The order of the Appellate Division should be reversed, with costs, and the complaint reinstated.
The record raises a triable issue of fact as to whether plaintiff has offered “some reasonable explanation” for the cessation of physical therapy treatment for his injury (Pommells v Perez, 4 NY3d 566, 574 [2005]). Plaintiff was asked at his deposition when he was last treated, and he replied that “they cut me off like five months.” The Appellate Division held that a “bare assertion that insurance coverage for medically required treatment was exhausted is unavailing without any documentary evidence of such or, at least, an indication as to whether an injured claimant can afford to pay for the treatment out of his or her own funds” (94 AD3d 484, 485 [2012]).
We stated in Pommells that a plaintiff claiming “serious injury” within the meaning of the No-Fault Law “must offer some reasonable explanation” for terminating treatment (4 NY3d at 574). We did not require any particular proof regarding that explanation, although we recognized that there is “abuse of the No-Fault Law in failing to separate ‘serious injury’ cases, which may proceed to court, from the mountains of other auto accident claims, which may not” (Pommells, 4 NY3d at 571; see Perl v Meher, 18 NY3d 208, 214 [2011]).

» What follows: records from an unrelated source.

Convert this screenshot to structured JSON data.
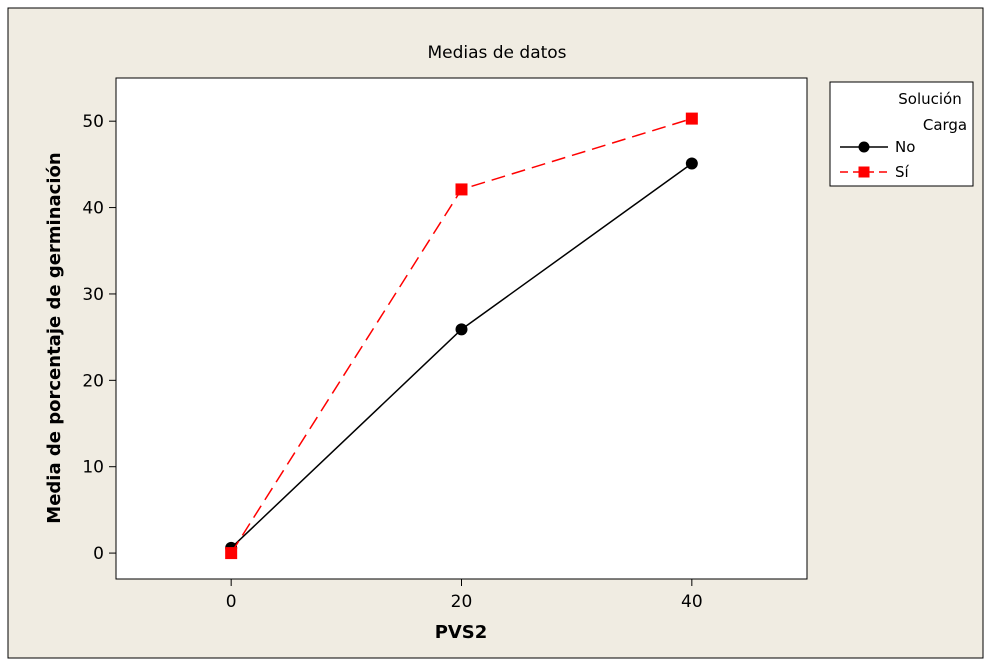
{
  "chart_data": {
    "type": "line",
    "title": "Medias de datos",
    "xlabel": "PVS2",
    "ylabel": "Media de porcentaje de germinación",
    "x": [
      0,
      20,
      40
    ],
    "xticks": [
      "0",
      "20",
      "40"
    ],
    "yticks": [
      "0",
      "10",
      "20",
      "30",
      "40",
      "50"
    ],
    "xlim": [
      -10,
      50
    ],
    "ylim": [
      -3,
      55
    ],
    "grid": false,
    "legend_title": [
      "Solución",
      "Carga"
    ],
    "legend_position": "right",
    "series": [
      {
        "name": "No",
        "values": [
          0.6,
          25.9,
          45.1
        ],
        "color": "#000000",
        "marker": "circle",
        "dash": "solid"
      },
      {
        "name": "Sí",
        "values": [
          0.0,
          42.1,
          50.3
        ],
        "color": "#ff0000",
        "marker": "square",
        "dash": "dashed"
      }
    ],
    "colors": {
      "background": "#f0ece2",
      "plot_area": "#ffffff",
      "border": "#000000"
    }
  }
}
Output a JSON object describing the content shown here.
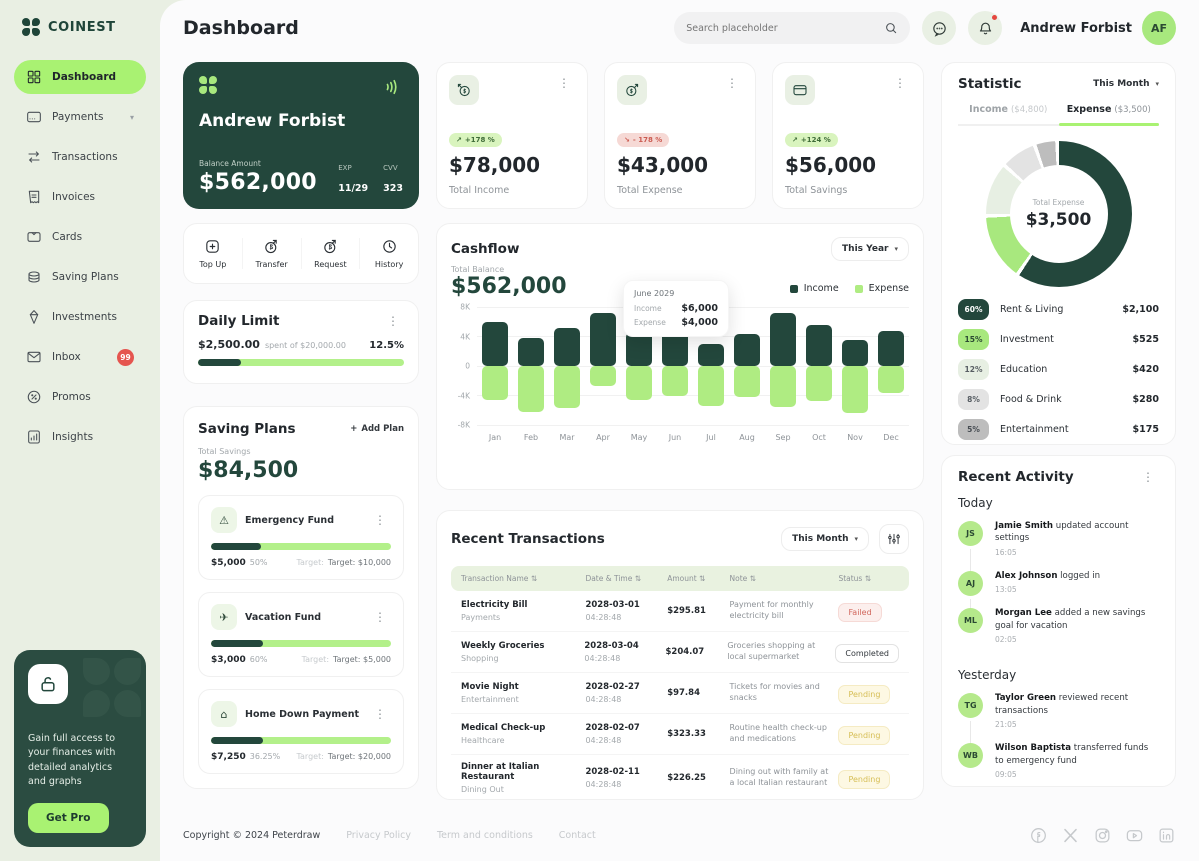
{
  "brand": {
    "name": "COINEST"
  },
  "header": {
    "title": "Dashboard",
    "search_placeholder": "Search placeholder",
    "user_name": "Andrew Forbist",
    "user_initials": "AF"
  },
  "icons": {
    "kebab": "⋮",
    "chevron_down": "▾",
    "sort": "⇅",
    "plus": "+",
    "warning_glyph": "⚠",
    "plane_glyph": "✈",
    "home_glyph": "⌂",
    "trend_up": "↗",
    "trend_down": "↘"
  },
  "sidebar": {
    "items": [
      {
        "label": "Dashboard",
        "icon": "grid",
        "active": true
      },
      {
        "label": "Payments",
        "icon": "payments",
        "chevron": true
      },
      {
        "label": "Transactions",
        "icon": "transactions"
      },
      {
        "label": "Invoices",
        "icon": "invoices"
      },
      {
        "label": "Cards",
        "icon": "cards"
      },
      {
        "label": "Saving Plans",
        "icon": "saving-plans"
      },
      {
        "label": "Investments",
        "icon": "investments"
      },
      {
        "label": "Inbox",
        "icon": "inbox",
        "badge": "99"
      },
      {
        "label": "Promos",
        "icon": "promos"
      },
      {
        "label": "Insights",
        "icon": "insights"
      }
    ],
    "promo": {
      "text": "Gain full access to your finances with detailed analytics and graphs",
      "button": "Get Pro"
    }
  },
  "balance_card": {
    "holder": "Andrew Forbist",
    "balance_label": "Balance Amount",
    "balance": "$562,000",
    "exp_label": "EXP",
    "exp": "11/29",
    "cvv_label": "CVV",
    "cvv": "323"
  },
  "quick_actions": [
    {
      "label": "Top Up",
      "icon": "topup"
    },
    {
      "label": "Transfer",
      "icon": "transfer"
    },
    {
      "label": "Request",
      "icon": "request"
    },
    {
      "label": "History",
      "icon": "history"
    }
  ],
  "stats": [
    {
      "change": "+178 %",
      "trend": "up",
      "value": "$78,000",
      "label": "Total Income",
      "icon": "income"
    },
    {
      "change": "- 178 %",
      "trend": "down",
      "value": "$43,000",
      "label": "Total Expense",
      "icon": "expense"
    },
    {
      "change": "+124 %",
      "trend": "up",
      "value": "$56,000",
      "label": "Total Savings",
      "icon": "wallet"
    }
  ],
  "daily_limit": {
    "title": "Daily Limit",
    "spent": "$2,500.00",
    "spent_suffix": "spent of $20,000.00",
    "percent": "12.5%",
    "progress_pct": 21
  },
  "saving_plans": {
    "title": "Saving Plans",
    "add_label": "Add Plan",
    "total_label": "Total Savings",
    "total": "$84,500",
    "plans": [
      {
        "name": "Emergency Fund",
        "icon": "warning",
        "amount": "$5,000",
        "percent": "50%",
        "target_label": "Target:",
        "target": "Target: $10,000",
        "progress_pct": 28
      },
      {
        "name": "Vacation Fund",
        "icon": "plane",
        "amount": "$3,000",
        "percent": "60%",
        "target_label": "Target:",
        "target": "Target: $5,000",
        "progress_pct": 29
      },
      {
        "name": "Home Down Payment",
        "icon": "home",
        "amount": "$7,250",
        "percent": "36.25%",
        "target_label": "Target:",
        "target": "Target: $20,000",
        "progress_pct": 29
      }
    ]
  },
  "cashflow": {
    "title": "Cashflow",
    "period": "This Year",
    "total_label": "Total Balance",
    "total": "$562,000",
    "tooltip": {
      "title": "June 2029",
      "income_label": "Income",
      "income": "$6,000",
      "expense_label": "Expense",
      "expense": "$4,000"
    },
    "chart_data": {
      "type": "bar",
      "title": "Cashflow",
      "categories": [
        "Jan",
        "Feb",
        "Mar",
        "Apr",
        "May",
        "Jun",
        "Jul",
        "Aug",
        "Sep",
        "Oct",
        "Nov",
        "Dec"
      ],
      "series": [
        {
          "name": "Income",
          "color": "#23473C",
          "values": [
            6.0,
            3.8,
            5.2,
            7.2,
            4.6,
            6.0,
            3.0,
            4.4,
            7.2,
            5.6,
            3.5,
            4.7
          ]
        },
        {
          "name": "Expense",
          "color": "#AFEC82",
          "values": [
            -4.6,
            -6.3,
            -5.7,
            -2.7,
            -4.6,
            -4.0,
            -5.4,
            -4.2,
            -5.5,
            -4.8,
            -6.4,
            -3.6
          ]
        }
      ],
      "y_ticks": [
        "8K",
        "4K",
        "0",
        "-4K",
        "-8K"
      ],
      "ylim": [
        -8,
        8
      ],
      "unit": "thousand dollars",
      "legend_position": "top-right",
      "grid": true
    }
  },
  "transactions": {
    "title": "Recent Transactions",
    "period": "This Month",
    "columns": [
      "Transaction Name",
      "Date & Time",
      "Amount",
      "Note",
      "Status"
    ],
    "rows": [
      {
        "name": "Electricity Bill",
        "category": "Payments",
        "date": "2028-03-01",
        "time": "04:28:48",
        "amount": "$295.81",
        "note": "Payment for monthly electricity bill",
        "status": "Failed"
      },
      {
        "name": "Weekly Groceries",
        "category": "Shopping",
        "date": "2028-03-04",
        "time": "04:28:48",
        "amount": "$204.07",
        "note": "Groceries shopping at local supermarket",
        "status": "Completed"
      },
      {
        "name": "Movie Night",
        "category": "Entertainment",
        "date": "2028-02-27",
        "time": "04:28:48",
        "amount": "$97.84",
        "note": "Tickets for movies and snacks",
        "status": "Pending"
      },
      {
        "name": "Medical Check-up",
        "category": "Healthcare",
        "date": "2028-02-07",
        "time": "04:28:48",
        "amount": "$323.33",
        "note": "Routine health check-up and medications",
        "status": "Pending"
      },
      {
        "name": "Dinner at Italian Restaurant",
        "category": "Dining Out",
        "date": "2028-02-11",
        "time": "04:28:48",
        "amount": "$226.25",
        "note": "Dining out with family at a local Italian restaurant",
        "status": "Pending"
      }
    ]
  },
  "statistic": {
    "title": "Statistic",
    "period": "This Month",
    "tabs": [
      {
        "label": "Income",
        "amount": "($4,800)",
        "active": false
      },
      {
        "label": "Expense",
        "amount": "($3,500)",
        "active": true
      }
    ],
    "chart_data": {
      "type": "donut",
      "center_label": "Total Expense",
      "center_value": "$3,500",
      "segments": [
        {
          "label": "Rent & Living",
          "pct": 60,
          "value": "$2,100",
          "color": "#23473C",
          "text_color": "#FFFFFF"
        },
        {
          "label": "Investment",
          "pct": 15,
          "value": "$525",
          "color": "#A8E87E",
          "text_color": "#2B4A33"
        },
        {
          "label": "Education",
          "pct": 12,
          "value": "$420",
          "color": "#E7EFE3",
          "text_color": "#575D63"
        },
        {
          "label": "Food & Drink",
          "pct": 8,
          "value": "$280",
          "color": "#E3E3E3",
          "text_color": "#575D63"
        },
        {
          "label": "Entertainment",
          "pct": 5,
          "value": "$175",
          "color": "#BDBDBD",
          "text_color": "#464C52"
        }
      ]
    }
  },
  "activity": {
    "title": "Recent Activity",
    "groups": [
      {
        "label": "Today",
        "items": [
          {
            "name": "Jamie Smith",
            "action": "updated account settings",
            "time": "16:05",
            "initials": "JS"
          },
          {
            "name": "Alex Johnson",
            "action": "logged in",
            "time": "13:05",
            "initials": "AJ"
          },
          {
            "name": "Morgan Lee",
            "action": "added a new savings goal for vacation",
            "time": "02:05",
            "initials": "ML"
          }
        ]
      },
      {
        "label": "Yesterday",
        "items": [
          {
            "name": "Taylor Green",
            "action": "reviewed recent transactions",
            "time": "21:05",
            "initials": "TG"
          },
          {
            "name": "Wilson Baptista",
            "action": "transferred funds to emergency fund",
            "time": "09:05",
            "initials": "WB"
          }
        ]
      }
    ]
  },
  "footer": {
    "copyright": "Copyright © 2024 Peterdraw",
    "links": [
      "Privacy Policy",
      "Term and conditions",
      "Contact"
    ],
    "socials": [
      "facebook",
      "x",
      "instagram",
      "youtube",
      "linkedin"
    ]
  }
}
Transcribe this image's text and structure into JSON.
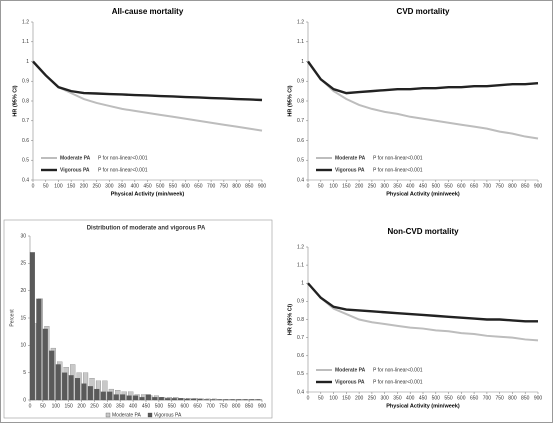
{
  "chart_data": [
    {
      "type": "line",
      "title": "All-cause mortality",
      "ylabel": "HR (95% CI)",
      "xlabel": "Physical Activity (min/week)",
      "x": [
        0,
        50,
        100,
        150,
        200,
        250,
        300,
        350,
        400,
        450,
        500,
        550,
        600,
        650,
        700,
        750,
        800,
        850,
        900
      ],
      "series": [
        {
          "name": "Moderate PA",
          "color": "#bdbdbd",
          "values": [
            1.0,
            0.93,
            0.87,
            0.84,
            0.81,
            0.79,
            0.775,
            0.76,
            0.75,
            0.74,
            0.73,
            0.72,
            0.71,
            0.7,
            0.69,
            0.68,
            0.67,
            0.66,
            0.65
          ]
        },
        {
          "name": "Vigorous PA",
          "color": "#222222",
          "values": [
            1.0,
            0.93,
            0.87,
            0.85,
            0.84,
            0.838,
            0.835,
            0.833,
            0.83,
            0.828,
            0.825,
            0.823,
            0.82,
            0.818,
            0.815,
            0.813,
            0.81,
            0.808,
            0.805
          ]
        }
      ],
      "annotations": [
        "P for non-linear<0.001",
        "P for non-linear<0.001"
      ],
      "xlim": [
        0,
        900
      ],
      "xticks": [
        0,
        50,
        100,
        150,
        200,
        250,
        300,
        350,
        400,
        450,
        500,
        550,
        600,
        650,
        700,
        750,
        800,
        850,
        900
      ],
      "ylim": [
        0.4,
        1.2
      ],
      "yticks": [
        0.4,
        0.5,
        0.6,
        0.7,
        0.8,
        0.9,
        1,
        1.1,
        1.2
      ],
      "legend": "lower left"
    },
    {
      "type": "line",
      "title": "CVD mortality",
      "ylabel": "HR (95% CI)",
      "xlabel": "Physical Activity (min/week)",
      "x": [
        0,
        50,
        100,
        150,
        200,
        250,
        300,
        350,
        400,
        450,
        500,
        550,
        600,
        650,
        700,
        750,
        800,
        850,
        900
      ],
      "series": [
        {
          "name": "Moderate PA",
          "color": "#bdbdbd",
          "values": [
            1.0,
            0.91,
            0.85,
            0.81,
            0.78,
            0.76,
            0.745,
            0.735,
            0.72,
            0.71,
            0.7,
            0.69,
            0.68,
            0.67,
            0.66,
            0.645,
            0.635,
            0.62,
            0.61
          ]
        },
        {
          "name": "Vigorous PA",
          "color": "#222222",
          "values": [
            1.0,
            0.91,
            0.86,
            0.84,
            0.845,
            0.85,
            0.855,
            0.86,
            0.86,
            0.865,
            0.865,
            0.87,
            0.87,
            0.875,
            0.875,
            0.88,
            0.885,
            0.885,
            0.89
          ]
        }
      ],
      "annotations": [
        "P for non-linear<0.001",
        "P for non-linear<0.001"
      ],
      "xlim": [
        0,
        900
      ],
      "xticks": [
        0,
        50,
        100,
        150,
        200,
        250,
        300,
        350,
        400,
        450,
        500,
        550,
        600,
        650,
        700,
        750,
        800,
        850,
        900
      ],
      "ylim": [
        0.4,
        1.2
      ],
      "yticks": [
        0.4,
        0.5,
        0.6,
        0.7,
        0.8,
        0.9,
        1,
        1.1,
        1.2
      ],
      "legend": "lower left"
    },
    {
      "type": "histogram",
      "title": "Distribution of moderate and vigorous PA",
      "ylabel": "Percent",
      "bins": [
        0,
        25,
        50,
        75,
        100,
        125,
        150,
        175,
        200,
        225,
        250,
        275,
        300,
        325,
        350,
        375,
        400,
        425,
        450,
        475,
        500,
        525,
        550,
        575,
        600,
        625,
        650,
        675,
        700,
        725,
        750,
        775,
        800,
        825,
        850,
        875,
        900
      ],
      "series": [
        {
          "name": "Moderate PA",
          "color": "#c8c8c8",
          "values": [
            14,
            18.5,
            13.5,
            9.5,
            7,
            6,
            6.5,
            5,
            5,
            4,
            3.5,
            3.5,
            2,
            1.8,
            1.5,
            1.5,
            1,
            1,
            0.8,
            0.8,
            0.5,
            0.5,
            0.5,
            0.3,
            0.3,
            0.3,
            0.2,
            0.2,
            0.2,
            0.1,
            0.1,
            0.1,
            0.1,
            0.1,
            0.1,
            0.1
          ]
        },
        {
          "name": "Vigorous PA",
          "color": "#5a5a5a",
          "values": [
            27,
            18.5,
            13,
            9,
            6.5,
            5,
            4.5,
            4,
            3,
            2.5,
            2,
            1.5,
            1.5,
            1,
            1,
            0.8,
            0.8,
            0.5,
            1,
            0.5,
            0.5,
            0.3,
            0.3,
            0.3,
            0.2,
            0.2,
            0.2,
            0.1,
            0.1,
            0.1,
            0.1,
            0.1,
            0.1,
            0.1,
            0.1,
            0.1
          ]
        }
      ],
      "xlim": [
        0,
        900
      ],
      "xticks": [
        0,
        50,
        100,
        150,
        200,
        250,
        300,
        350,
        400,
        450,
        500,
        550,
        600,
        650,
        700,
        750,
        800,
        850,
        900
      ],
      "ylim": [
        0,
        30
      ],
      "yticks": [
        0,
        5,
        10,
        15,
        20,
        25,
        30
      ],
      "legend": "bottom"
    },
    {
      "type": "line",
      "title": "Non-CVD mortality",
      "ylabel": "HR (95% CI)",
      "xlabel": "Physical Activity (min/week)",
      "x": [
        0,
        50,
        100,
        150,
        200,
        250,
        300,
        350,
        400,
        450,
        500,
        550,
        600,
        650,
        700,
        750,
        800,
        850,
        900
      ],
      "series": [
        {
          "name": "Moderate PA",
          "color": "#bdbdbd",
          "values": [
            1.0,
            0.92,
            0.86,
            0.83,
            0.8,
            0.785,
            0.775,
            0.765,
            0.755,
            0.75,
            0.74,
            0.735,
            0.725,
            0.72,
            0.71,
            0.705,
            0.7,
            0.69,
            0.685
          ]
        },
        {
          "name": "Vigorous PA",
          "color": "#222222",
          "values": [
            1.0,
            0.92,
            0.87,
            0.855,
            0.85,
            0.845,
            0.84,
            0.835,
            0.83,
            0.825,
            0.82,
            0.815,
            0.81,
            0.805,
            0.8,
            0.8,
            0.795,
            0.79,
            0.79
          ]
        }
      ],
      "annotations": [
        "P for non-linear<0.001",
        "P for non-linear<0.001"
      ],
      "xlim": [
        0,
        900
      ],
      "xticks": [
        0,
        50,
        100,
        150,
        200,
        250,
        300,
        350,
        400,
        450,
        500,
        550,
        600,
        650,
        700,
        750,
        800,
        850,
        900
      ],
      "ylim": [
        0.4,
        1.2
      ],
      "yticks": [
        0.4,
        0.5,
        0.6,
        0.7,
        0.8,
        0.9,
        1,
        1.1,
        1.2
      ],
      "legend": "lower left"
    }
  ]
}
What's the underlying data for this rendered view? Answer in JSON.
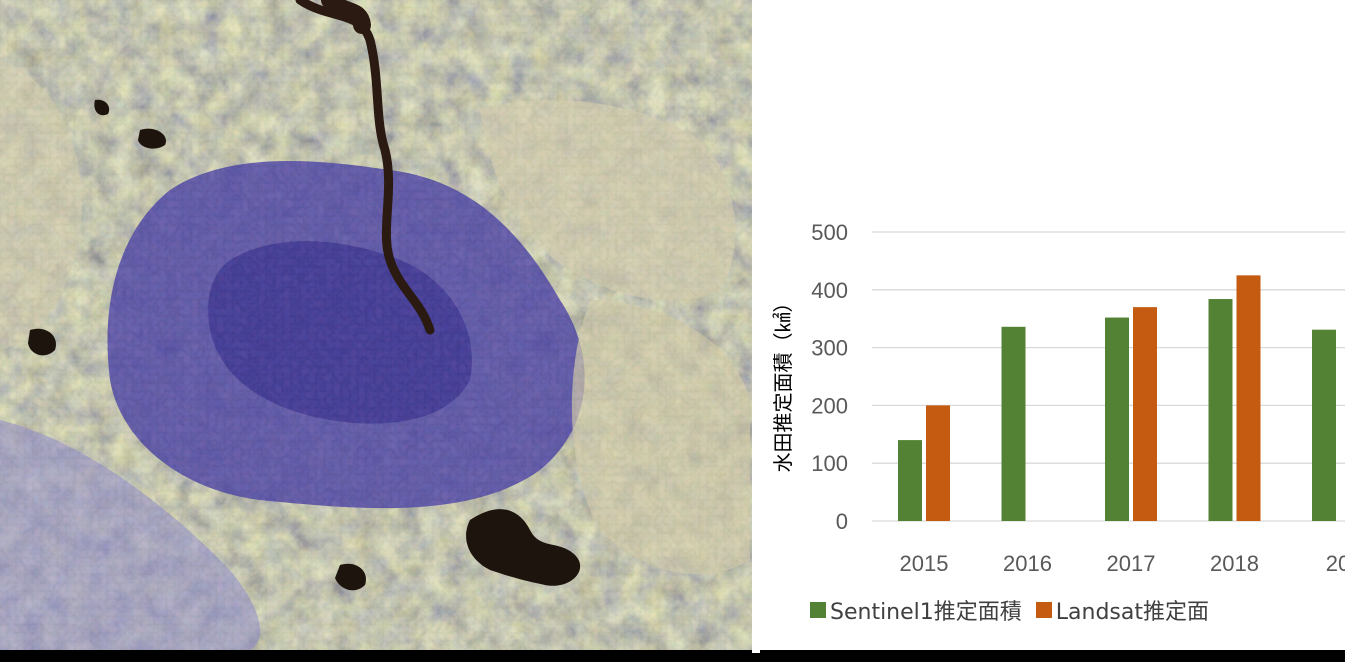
{
  "colors": {
    "sentinel": "#548235",
    "landsat": "#c55a11",
    "grid": "#d9d9d9",
    "tick": "#595959"
  },
  "image": {
    "description_icon": "satellite-radar-composite-image"
  },
  "chart_data": {
    "type": "bar",
    "title": "",
    "ylabel": "水田推定面積（㎢）",
    "xlabel": "",
    "categories": [
      "2015",
      "2016",
      "2017",
      "2018",
      "20"
    ],
    "series": [
      {
        "name": "Sentinel1推定面積",
        "values": [
          140,
          336,
          352,
          384,
          331
        ]
      },
      {
        "name": "Landsat推定面",
        "values": [
          200,
          null,
          370,
          425,
          null
        ]
      }
    ],
    "yticks": [
      "0",
      "100",
      "200",
      "300",
      "400",
      "500"
    ],
    "ylim": [
      0,
      500
    ],
    "grid": true,
    "legend_position": "bottom"
  }
}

The Appellate Division’s requirement that plaintiff either offer documentary evidence to support his sworn statement that his no-fault benefits were cut off, or indicate that he could not afford to pay for his own treatment, is an unwarranted expansion of Pommells. Plaintiff testified at his deposition that “they” (which a reasonable juror could take to mean his no-fault insurer) cut him off, and that he did not have medical insurance at the time of the accident. While it would have been preferable for plaintiff to submit an affidavit in opposition to summary judgment explaining why the no-fault insurer terminated his *907benefits and that he did not have medical insurance to pay for further treatment, plaintiff has come forward with the bare minimum required to raise an issue regarding “some reasonable explanation” for the cessation of physical therapy. Additionally, the “qualitative assessment of . . . plaintiffs condition” (Toure v Avis Rent A Car Sys., 98 NY2d 345, 350-351 [2002]) rendered by the physician who performed arthroscopic surgery on plaintiffs knee was that plaintiffs meniscal tear injury was causally related to the car accident, and that the meniscus has permanently lost its stability with onset of scar tissue, instability, loss of range of motion, and pain, which plaintiff will have for the rest of his life.
On this record, summary judgment should not have been granted.